Jose and Migdalia Quinones (“Appellants”) appeal a final judgment of foreclosure and an order denying their motion to intervene. For the reasons that follow, we dismiss the appeal for lack of jurisdiction.

Southeastern Investment Group Corporation brought a foreclosure action against Orestes Gonzalez and Ibis Hernandez. Appellants were not named in the action but, claiming they had a first mortgage on the same property, filed a motion seeking to intervene in the action.

On October 2, 2013, the trial court denied Appellants’ motion to intervene. Appellants did not immediately appeal that order, instead waiting until rendition of the agreed final judgment of foreclosure (which did not name or reference Appellants), on February 19, 2014, to appeal both the final judgment and the order denying their motion to intervene.

As to the foreclosure final judgment, because Appellants were non-parties in the action and were not included in the final judgment, they are considered legal strangers to the action and, as such, have no standing to appeal that final judgment. See Portfolio Inv. Corp. v. Deutsche Bank Nat’l Trust Co., 81 So.3d 534 (Fla. 3d DCA 2012) and eases cited therein.

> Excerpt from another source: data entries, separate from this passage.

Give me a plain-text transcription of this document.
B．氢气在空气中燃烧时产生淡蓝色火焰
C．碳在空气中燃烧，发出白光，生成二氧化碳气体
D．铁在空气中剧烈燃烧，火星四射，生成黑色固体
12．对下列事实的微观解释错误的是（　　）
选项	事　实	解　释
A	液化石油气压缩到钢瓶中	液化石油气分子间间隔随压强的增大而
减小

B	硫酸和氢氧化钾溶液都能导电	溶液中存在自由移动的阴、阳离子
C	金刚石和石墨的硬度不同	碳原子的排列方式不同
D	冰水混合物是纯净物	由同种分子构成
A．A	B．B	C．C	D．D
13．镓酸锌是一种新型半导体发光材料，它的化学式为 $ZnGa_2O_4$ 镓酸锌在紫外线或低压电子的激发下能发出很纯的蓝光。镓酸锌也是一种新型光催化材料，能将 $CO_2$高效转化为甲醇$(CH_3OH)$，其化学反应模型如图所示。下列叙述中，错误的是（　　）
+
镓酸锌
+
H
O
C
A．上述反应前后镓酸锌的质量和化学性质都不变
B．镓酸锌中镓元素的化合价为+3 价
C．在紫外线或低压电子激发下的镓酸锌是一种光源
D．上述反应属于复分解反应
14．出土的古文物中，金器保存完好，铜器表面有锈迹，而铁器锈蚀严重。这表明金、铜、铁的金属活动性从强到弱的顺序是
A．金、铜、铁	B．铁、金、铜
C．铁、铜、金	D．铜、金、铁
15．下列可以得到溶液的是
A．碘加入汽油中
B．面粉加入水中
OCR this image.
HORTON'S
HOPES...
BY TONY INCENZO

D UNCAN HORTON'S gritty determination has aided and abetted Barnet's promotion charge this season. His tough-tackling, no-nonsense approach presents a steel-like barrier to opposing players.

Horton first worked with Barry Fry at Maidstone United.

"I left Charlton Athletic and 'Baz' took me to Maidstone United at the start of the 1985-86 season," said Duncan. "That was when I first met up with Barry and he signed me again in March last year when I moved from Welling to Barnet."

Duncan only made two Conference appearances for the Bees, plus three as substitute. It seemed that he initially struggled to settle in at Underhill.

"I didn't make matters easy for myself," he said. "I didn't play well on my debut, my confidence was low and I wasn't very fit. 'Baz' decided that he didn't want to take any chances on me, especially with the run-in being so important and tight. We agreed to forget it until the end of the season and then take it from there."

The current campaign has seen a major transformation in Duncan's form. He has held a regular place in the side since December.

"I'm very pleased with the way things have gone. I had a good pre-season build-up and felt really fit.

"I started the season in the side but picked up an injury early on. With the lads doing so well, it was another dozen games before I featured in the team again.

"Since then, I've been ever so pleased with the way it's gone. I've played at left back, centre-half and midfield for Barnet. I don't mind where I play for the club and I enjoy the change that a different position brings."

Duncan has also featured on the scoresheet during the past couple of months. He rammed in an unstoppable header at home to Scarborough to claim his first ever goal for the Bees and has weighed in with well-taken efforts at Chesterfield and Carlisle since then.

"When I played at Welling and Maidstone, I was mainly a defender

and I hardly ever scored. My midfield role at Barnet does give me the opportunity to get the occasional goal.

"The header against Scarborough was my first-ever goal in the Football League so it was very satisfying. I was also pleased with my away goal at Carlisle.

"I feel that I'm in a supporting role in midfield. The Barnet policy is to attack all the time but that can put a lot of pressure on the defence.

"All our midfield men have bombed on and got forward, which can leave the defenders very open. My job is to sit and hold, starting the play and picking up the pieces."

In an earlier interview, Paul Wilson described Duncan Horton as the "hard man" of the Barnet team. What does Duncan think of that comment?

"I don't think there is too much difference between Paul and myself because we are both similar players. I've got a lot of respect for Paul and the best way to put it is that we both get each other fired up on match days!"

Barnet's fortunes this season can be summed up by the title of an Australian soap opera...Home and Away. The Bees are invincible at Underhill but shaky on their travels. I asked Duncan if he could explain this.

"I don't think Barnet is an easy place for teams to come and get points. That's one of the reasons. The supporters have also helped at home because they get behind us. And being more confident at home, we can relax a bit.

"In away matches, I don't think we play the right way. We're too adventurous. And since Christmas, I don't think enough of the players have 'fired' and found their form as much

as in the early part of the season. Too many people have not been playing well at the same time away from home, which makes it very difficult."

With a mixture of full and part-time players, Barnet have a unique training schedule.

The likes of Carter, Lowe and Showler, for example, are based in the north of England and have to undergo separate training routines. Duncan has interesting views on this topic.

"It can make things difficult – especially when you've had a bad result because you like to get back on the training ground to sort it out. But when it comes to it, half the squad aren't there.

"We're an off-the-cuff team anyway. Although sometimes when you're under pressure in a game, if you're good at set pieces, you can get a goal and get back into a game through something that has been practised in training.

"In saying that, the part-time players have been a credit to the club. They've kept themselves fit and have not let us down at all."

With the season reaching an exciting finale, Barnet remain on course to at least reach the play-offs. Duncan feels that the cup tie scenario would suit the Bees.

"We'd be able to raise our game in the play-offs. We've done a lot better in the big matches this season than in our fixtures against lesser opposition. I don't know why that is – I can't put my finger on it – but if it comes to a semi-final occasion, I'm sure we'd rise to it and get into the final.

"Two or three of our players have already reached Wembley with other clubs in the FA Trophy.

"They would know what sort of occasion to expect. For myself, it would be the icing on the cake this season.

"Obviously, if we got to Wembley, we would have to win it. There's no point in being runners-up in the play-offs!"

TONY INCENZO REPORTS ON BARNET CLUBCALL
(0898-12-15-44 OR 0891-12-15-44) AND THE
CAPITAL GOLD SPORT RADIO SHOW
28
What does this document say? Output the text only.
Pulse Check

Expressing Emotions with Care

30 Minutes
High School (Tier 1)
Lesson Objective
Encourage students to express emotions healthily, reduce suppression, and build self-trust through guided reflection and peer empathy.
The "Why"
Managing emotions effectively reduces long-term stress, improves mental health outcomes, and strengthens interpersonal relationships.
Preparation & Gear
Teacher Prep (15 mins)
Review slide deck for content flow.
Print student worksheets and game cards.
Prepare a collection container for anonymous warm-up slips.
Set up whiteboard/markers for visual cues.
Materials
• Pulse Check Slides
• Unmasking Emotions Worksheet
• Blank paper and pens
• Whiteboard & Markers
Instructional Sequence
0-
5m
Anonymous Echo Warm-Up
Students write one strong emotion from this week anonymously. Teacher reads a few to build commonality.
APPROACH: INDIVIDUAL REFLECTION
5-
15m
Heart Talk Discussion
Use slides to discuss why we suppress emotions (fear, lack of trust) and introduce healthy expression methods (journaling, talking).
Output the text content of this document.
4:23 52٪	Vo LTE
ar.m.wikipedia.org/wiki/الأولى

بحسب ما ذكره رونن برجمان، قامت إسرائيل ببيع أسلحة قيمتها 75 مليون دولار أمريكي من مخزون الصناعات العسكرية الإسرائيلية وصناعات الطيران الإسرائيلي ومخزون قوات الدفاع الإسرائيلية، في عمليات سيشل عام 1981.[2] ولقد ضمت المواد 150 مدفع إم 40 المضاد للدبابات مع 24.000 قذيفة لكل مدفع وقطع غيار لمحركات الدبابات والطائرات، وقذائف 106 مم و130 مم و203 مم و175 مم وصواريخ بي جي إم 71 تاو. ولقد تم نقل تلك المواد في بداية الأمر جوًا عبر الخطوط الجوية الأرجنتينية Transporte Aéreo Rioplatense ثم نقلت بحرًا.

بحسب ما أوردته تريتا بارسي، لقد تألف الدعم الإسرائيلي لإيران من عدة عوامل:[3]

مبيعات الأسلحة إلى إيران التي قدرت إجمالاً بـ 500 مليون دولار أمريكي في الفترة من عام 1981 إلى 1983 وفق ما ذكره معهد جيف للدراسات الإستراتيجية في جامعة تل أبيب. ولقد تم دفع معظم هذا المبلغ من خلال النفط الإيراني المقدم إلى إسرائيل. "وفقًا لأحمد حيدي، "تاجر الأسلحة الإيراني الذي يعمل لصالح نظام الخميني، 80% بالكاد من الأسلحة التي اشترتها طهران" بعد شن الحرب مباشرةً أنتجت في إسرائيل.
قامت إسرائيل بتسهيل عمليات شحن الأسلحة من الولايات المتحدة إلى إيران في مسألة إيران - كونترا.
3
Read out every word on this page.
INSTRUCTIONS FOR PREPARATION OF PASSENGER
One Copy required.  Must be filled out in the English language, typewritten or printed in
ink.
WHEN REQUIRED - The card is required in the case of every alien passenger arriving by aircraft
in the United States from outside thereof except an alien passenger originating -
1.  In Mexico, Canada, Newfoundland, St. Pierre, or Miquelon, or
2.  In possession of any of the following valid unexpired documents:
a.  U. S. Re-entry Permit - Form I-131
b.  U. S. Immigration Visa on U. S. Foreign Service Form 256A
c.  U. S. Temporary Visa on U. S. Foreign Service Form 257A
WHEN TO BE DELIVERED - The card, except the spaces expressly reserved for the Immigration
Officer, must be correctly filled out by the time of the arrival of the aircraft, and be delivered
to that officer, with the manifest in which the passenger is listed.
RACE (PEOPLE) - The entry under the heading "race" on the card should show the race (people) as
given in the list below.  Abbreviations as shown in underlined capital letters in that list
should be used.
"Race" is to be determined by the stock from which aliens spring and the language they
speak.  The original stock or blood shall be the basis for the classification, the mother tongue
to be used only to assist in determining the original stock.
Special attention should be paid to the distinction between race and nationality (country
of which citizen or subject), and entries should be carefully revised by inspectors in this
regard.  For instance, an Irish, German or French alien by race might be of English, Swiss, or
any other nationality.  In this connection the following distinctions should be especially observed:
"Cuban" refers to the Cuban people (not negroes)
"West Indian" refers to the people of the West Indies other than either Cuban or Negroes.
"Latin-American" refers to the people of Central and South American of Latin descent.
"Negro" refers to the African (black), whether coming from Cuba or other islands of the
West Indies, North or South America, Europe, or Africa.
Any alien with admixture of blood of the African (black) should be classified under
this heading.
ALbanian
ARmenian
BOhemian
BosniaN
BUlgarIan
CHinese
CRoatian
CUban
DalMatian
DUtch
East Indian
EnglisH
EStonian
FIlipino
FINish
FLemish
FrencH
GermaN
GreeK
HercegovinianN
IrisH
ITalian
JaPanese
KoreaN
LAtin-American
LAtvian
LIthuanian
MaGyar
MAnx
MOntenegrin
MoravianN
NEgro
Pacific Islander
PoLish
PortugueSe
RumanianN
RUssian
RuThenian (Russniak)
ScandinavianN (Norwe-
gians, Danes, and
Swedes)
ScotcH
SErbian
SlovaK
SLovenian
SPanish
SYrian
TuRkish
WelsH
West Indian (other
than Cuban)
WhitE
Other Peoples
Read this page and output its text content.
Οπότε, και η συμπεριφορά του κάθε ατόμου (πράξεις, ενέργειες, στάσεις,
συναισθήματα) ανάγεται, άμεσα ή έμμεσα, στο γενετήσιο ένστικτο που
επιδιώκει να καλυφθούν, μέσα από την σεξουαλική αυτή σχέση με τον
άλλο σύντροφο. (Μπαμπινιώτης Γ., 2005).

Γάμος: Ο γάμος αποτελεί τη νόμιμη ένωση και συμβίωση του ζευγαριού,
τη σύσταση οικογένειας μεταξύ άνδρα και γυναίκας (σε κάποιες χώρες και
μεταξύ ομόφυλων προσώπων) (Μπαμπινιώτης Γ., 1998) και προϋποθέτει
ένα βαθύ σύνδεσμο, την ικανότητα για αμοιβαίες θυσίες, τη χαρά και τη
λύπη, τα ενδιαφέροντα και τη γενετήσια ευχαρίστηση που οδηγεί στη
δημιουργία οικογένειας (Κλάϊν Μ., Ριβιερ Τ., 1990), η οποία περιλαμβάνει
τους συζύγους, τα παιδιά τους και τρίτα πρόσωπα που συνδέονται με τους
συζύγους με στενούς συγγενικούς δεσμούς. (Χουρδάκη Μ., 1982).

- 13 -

With regard to the order denying Appellants’ motion to intervene, because the order constituted a final determination of the *550proceedings as to Appellants1, they were required to seek direct review of the order by filing a notice of appeal within thirty days of its rendition. Fla. R.App. P. 9.030(b)(1)(A) and 9.110(b). Instead, they waited until rendition of the final judgment of foreclosure before filing their notice of appeal of the order denying the motion to intervene. Given that Appellants have no standing to seek review of the final judgment of foreclosure, the failure to timely file a notice of appeal of the order denying intervention constitutes an irremediable jurisdictional defect. State ex rel. Cantera v. Dist. Court of Appeal, Third Dist, 555 So.2d 360 (Fla.1990); Scott v. Darling, 118 So.3d 268 (Fla. 3d DCA 2013); Hawks v. Walker, 409 So.2d 524 (Fla. 5th DCA 1982).

Appeal dismissed.

. See Superior Fence & Rail of N. Fla. v. Lucas, 35 So.3d 104 (Fla. 5th DCA 2010); In re S.N.W., 912 So.2d 368 (Fla. 2d DCA 2005); Y.H. v. F.L.H., 784 So.2d 565 (Fla. 1st DCA 2001); City of Dania v. Broward Cnty., 658 So.2d 163 (Fla. 4th DCA 1995).